Wanting to 'be somebody'.
Lynda Grose - Professor, Fashion Design and Critical Studies
I was born in a blue-collar cotton mill town called Bury…in greater Manchester, where the industrialization of cotton began. My mother was born in Bury, as was my older half-brother and my grandmother. My grandfather moved to Bury from rural Ireland to work in Manchester’s burgeoning factories in the early 20 century.
My grandmother was illiterate. My mother left school at age fourteen to work in the cotton mills and later at the local Benson’s toffee factory.
When I was 7 years old my mum and I moved from Bury to Fleetwood, a nearby seaside town where all the factory workers in Bury went for their two-week holiday every year. We lived with great uncle Ted in a one-bedroom row house until we were assigned a council flat (public housing).
I thought we were so posh living at the seaside.
Fashion plays an important part in working class England…relatively cheaply, you can dress up and ‘be somebody’.
Growing up with a single mom, I got (government provided) free school meals and a free school uniform. We all wear uniforms in UK public schools. At the start of the school year, we received a coupon to spend at a designated school uniform shop. Uniforms are a great social leveler….but shoes are much more problematic! Timpsons was the store that accepted coupons for shoes…and there was no way I was going to wear shoes from Timpsons….even if they were free! They were granny shoes!
Fashion is a highly potent indicator, through which we humans send out messages about who we are..and even more critically, who we are not!
Later, as a teenager, I stepped off our council estate on a Saturday night wearing platform shoes and culottes and took the bus to Blackpool .. a slightly larger seaside town with nightclubs, where I could dance to Northern Soul and ‘be somebody’….else.
I was the first in my family to go to college. I completed a foundation course at Blackpool Technical college and graduated with a BA Honors in fashion design from Kingston University, one of the London schools. I got a job straight after school based on my senior collection and portfolio and worked for Mary Quant in London. I moved to New York as a fashion forecaster when another Kingston student left her position. I also worked as a children’s designer and knitwear designer in NYC before moving to San Francisco to design for ESPRIT.

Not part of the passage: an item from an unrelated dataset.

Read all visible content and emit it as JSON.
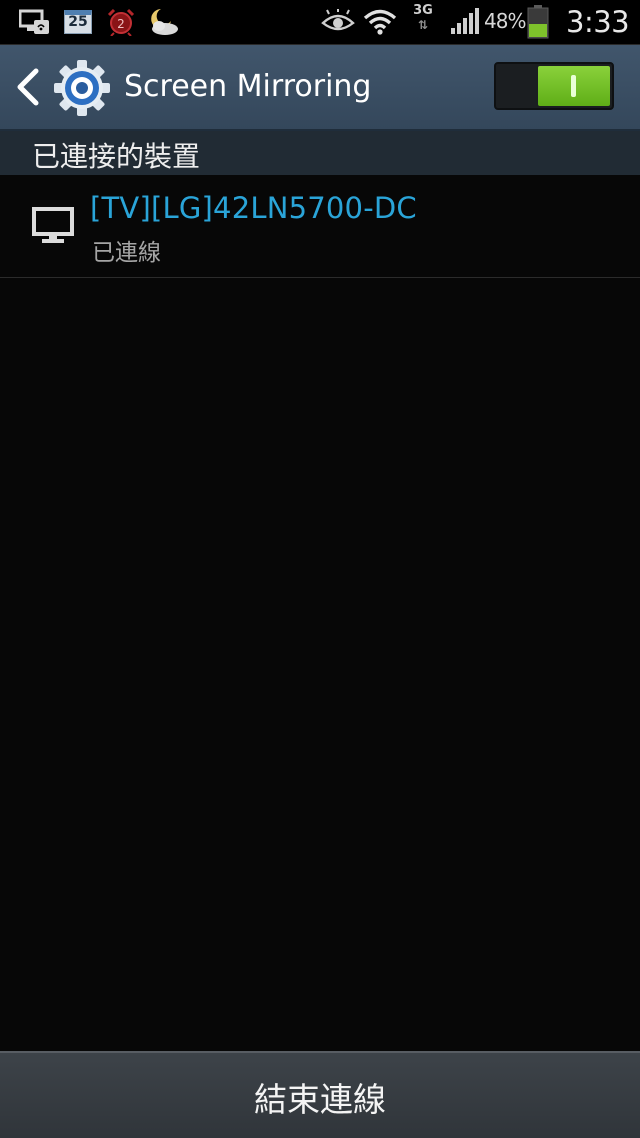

Being the first in your family to go to college isn’t easy. It takes hard work and determination to create your own life story beyond the expectations and experiences of previous generations. I’ve always learned a lot from my peers. Though I didn’t have anyone at home to look up to educationally, I have a lot to look to in terms of work ethic and ‘salt of the earth’ values. I’ve come to really appreciate where I am from. I feel comfortable around different classes of people, and have a lot of empathy for the working classes during these politically polarized times.
Even without family connections, opportunities opened up for me through recommendations from doing good work.
Advice for First-Gen College Students
Do good work, believe in and trust yourself, don't forget where you came from, help others.